READ MORE: Video Games: The next big thing for TV? (Parrot Analytics)
The craving for intellectual property that can be reworked and redistributed in different formats is now trained on video games. There are a raft of new TV and film adaptations of popular video game titles heading to a streaming platform near you.
There have been multiple attempts to adapt video games into a narrative screen drama, most of which have been considered creative and box office failures. Among them are the 1994 Street Fighter, starring Jean Claude van Damme; the Resident Evil series from the Japanese horror video game, which began in 1996; Lara Croft has had two big screen incarnations, in 2001 and 2003; and 2016’s Warcraft, directed by Duncan Jones.

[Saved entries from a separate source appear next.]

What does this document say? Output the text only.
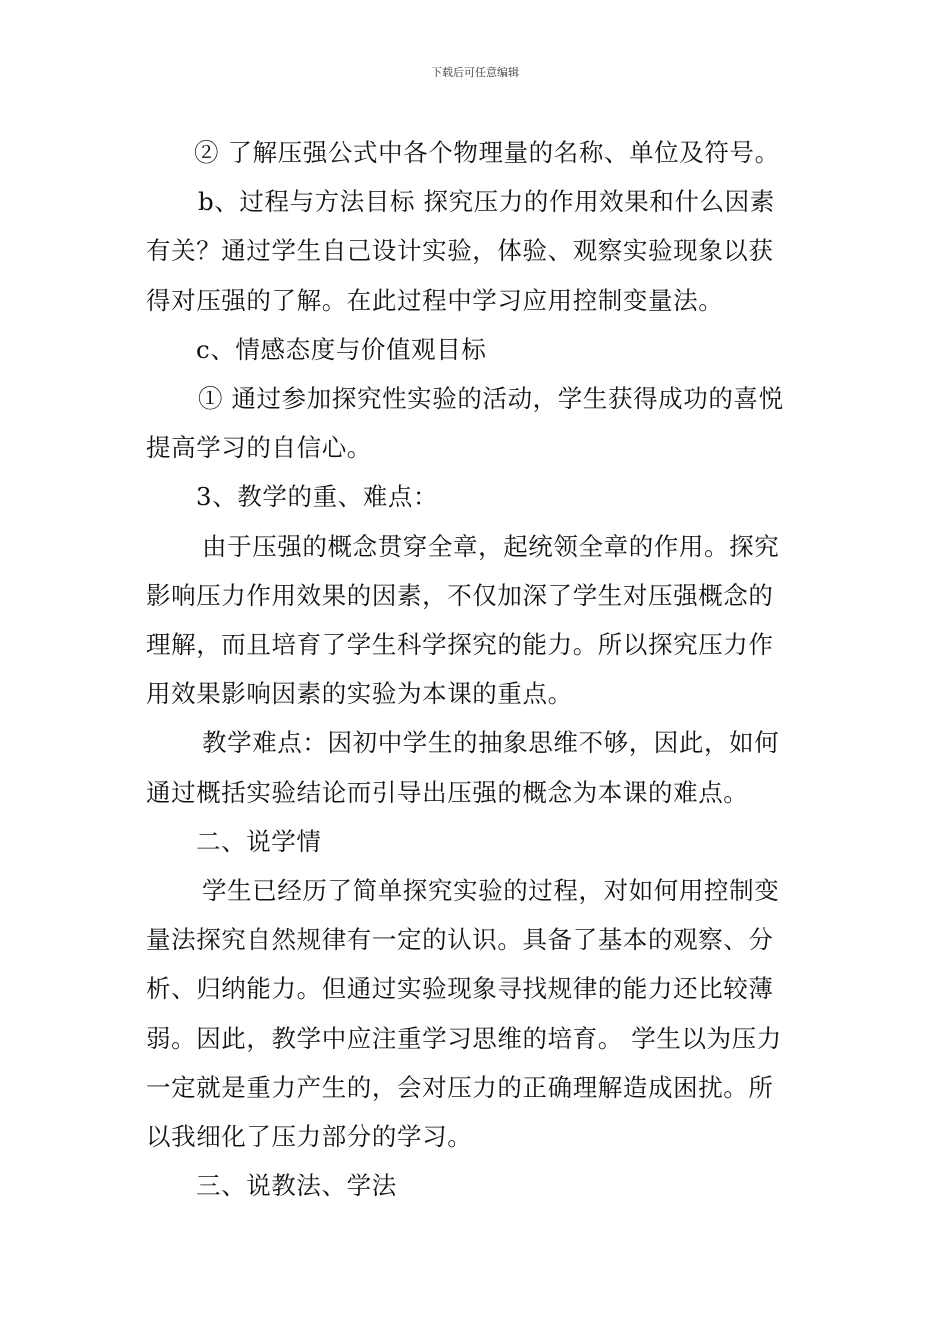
下载后可任意编辑

② 了解压强公式中各个物理量的名称、单位及符号。

b、过程与方法目标 探究压力的作用效果和什么因素

有关？通过学生自己设计实验，体验、观察实验现象以获

得对压强的了解。在此过程中学习应用控制变量法。

c、情感态度与价值观目标

① 通过参加探究性实验的活动，学生获得成功的喜悦

提高学习的自信心。

3、教学的重、难点：

由于压强的概念贯穿全章，起统领全章的作用。探究

影响压力作用效果的因素，不仅加深了学生对压强概念的

理解，而且培育了学生科学探究的能力。所以探究压力作

用效果影响因素的实验为本课的重点。

教学难点：因初中学生的抽象思维不够，因此，如何

通过概括实验结论而引导出压强的概念为本课的难点。

二、说学情

学生已经历了简单探究实验的过程，对如何用控制变

量法探究自然规律有一定的认识。具备了基本的观察、分

析、归纳能力。但通过实验现象寻找规律的能力还比较薄

弱。因此，教学中应注重学习思维的培育。 学生以为压力

一定就是重力产生的，会对压力的正确理解造成困扰。所

以我细化了压力部分的学习。

三、说教法、学法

More recent attempts to convert legacy games into screened entertainment have had more success — perhaps because they’ve been serialized for streaming services, or because they tend not to cleave too close to the original game’s territory.
That’s certainly true of Halo and the League of Legends series Arcane. Parrot Analytics has crunched the numbers.
Released on March 24, the Paramount+ series Halo has 38.5 times more demand than the average TV series worldwide. Parrot calls this level of interest “exceptional” because the series adaptation does not closely follow any of the storylines from the games, and yet fans still showed interest.
“This balance between the familiarity of the games and a brand new storyline could have likely influenced the success Halo is seeing in terms of demand,” Parrot concludes. The company further notes that the involvement of Steven Spielberg as executive producer could have appealed to people who have never played or even heard of Halo before.
CHARTING THE GLOBAL MARKETPLACE:
Big content spends, tapping emerging markets, and automated versioning: these are just a few of the strategies OTT companies are turning to in the fight for dominance in the global marketplace. Stay on top of the business trends and learn about the challenges streamers face with these hand-curated articles from the NAB Amplify archives:
- How To Secure the Next Billion+ Subscribers
- Think Globally: SVOD Success Means More Content, Foreign Content and Automated Versioning
- How Does OTT Gain Global Reach? Here’s Where to Start.
- Governments Draw Battlelines To Curb the US Domination of SVOD
- Streaming Content: I Do Not Think You Know What That Word Means
Netflix’s Arcane, released November 2021, attained a level of 31.8 times more global demand than the average series, per Parrot Analytics. Arcane reached a peak of 33.5 times more demand than the average series worldwide.
Meanwhile, Netflix’ The Witcher is also among the most popular shows on the platform. Netflix’s adaptation was based on the novels by Polish writer Andrzej Sapkowski, rather than the video game, which is considered a plus. But the crossover between the already successful video game series (which sold more than 25 million copies in 2017) is an undoubted element to its success in attracting legacy and new fanbases.
It won’t escape Hollywood’s attention that the number one film at the box office right now is not Dr. Strange… but Sonic the Hedgehog 2. A character that had to go back to the drawing board when fans reacted badly to trailers of the first film in 2019 is now having its day in the sun.
So much so that Paramount+ is set to release a TV spinoff of the film next year. Sega’s original character is now 30+ years old, but Parrot notes that it is precisely the generational spanning and worldwide cultural familiarity with the hedgehog that makes the films and the TV show a ready-made cash cow.
READ MORE: Everything that’s wrong with the Sonic the Hedgehog movie trailer (Wired)
What else is in the works? Quite a bit actually. Kotaku presents a list of at least 12 video game- turned-TV shows currently greenlit.
READ MORE: All Of The Upcoming Video Game TV Shows Currently Announced (Kotaku)
July 14 sees Netflix launch an episodic version of Resident Evil. They’re also funding Splinter Cell, based on the Tom Clancy’s Splinter Cell franchise, written by Derek Kolstad, the creator behind the John Wick franchise and due in 2023. Writer Jeb Stuart is also adapting Ubisoft’s franchise Assassin’s Creed for Netflix (previously made as a feature in 2016 by director Justin Kurzel and starring Michael Fassbender).
READ MORE: ‘Assassin’s Creed’: ‘Die Hard’s Jeb Stuart Set To Write Netflix Series (Deadline)
Also set for 2023, HBO Max has an adaptation of Naughty Dog’s The Last of Us coming up in 2023, starring Pedro Pascal and Bella Ramsey. Interestingly, two actors from the game will be appearing in the show, but only one of them, Merle Dandridge, will be reprising her role from the original game.
READ MORE: Last Of Us TV Show Casts Tommy’s Actor As Not-Tommy (Kotaku)
Deadline reports that Amazon is in negotiations with PlayStation Studios and Sony to create a live-action TV show based on the God of War franchise; Tomb Raider is coming back as an animated series on Netflix; Amazon is working on a live-action Fallout series based on the popular post-apocalyptic RPG franchise; and there’s a version of Twisted Metal, the 25-year-old hit Sony PlayStation title, being produced by NBC for Peacock and starring Anthony Mackie.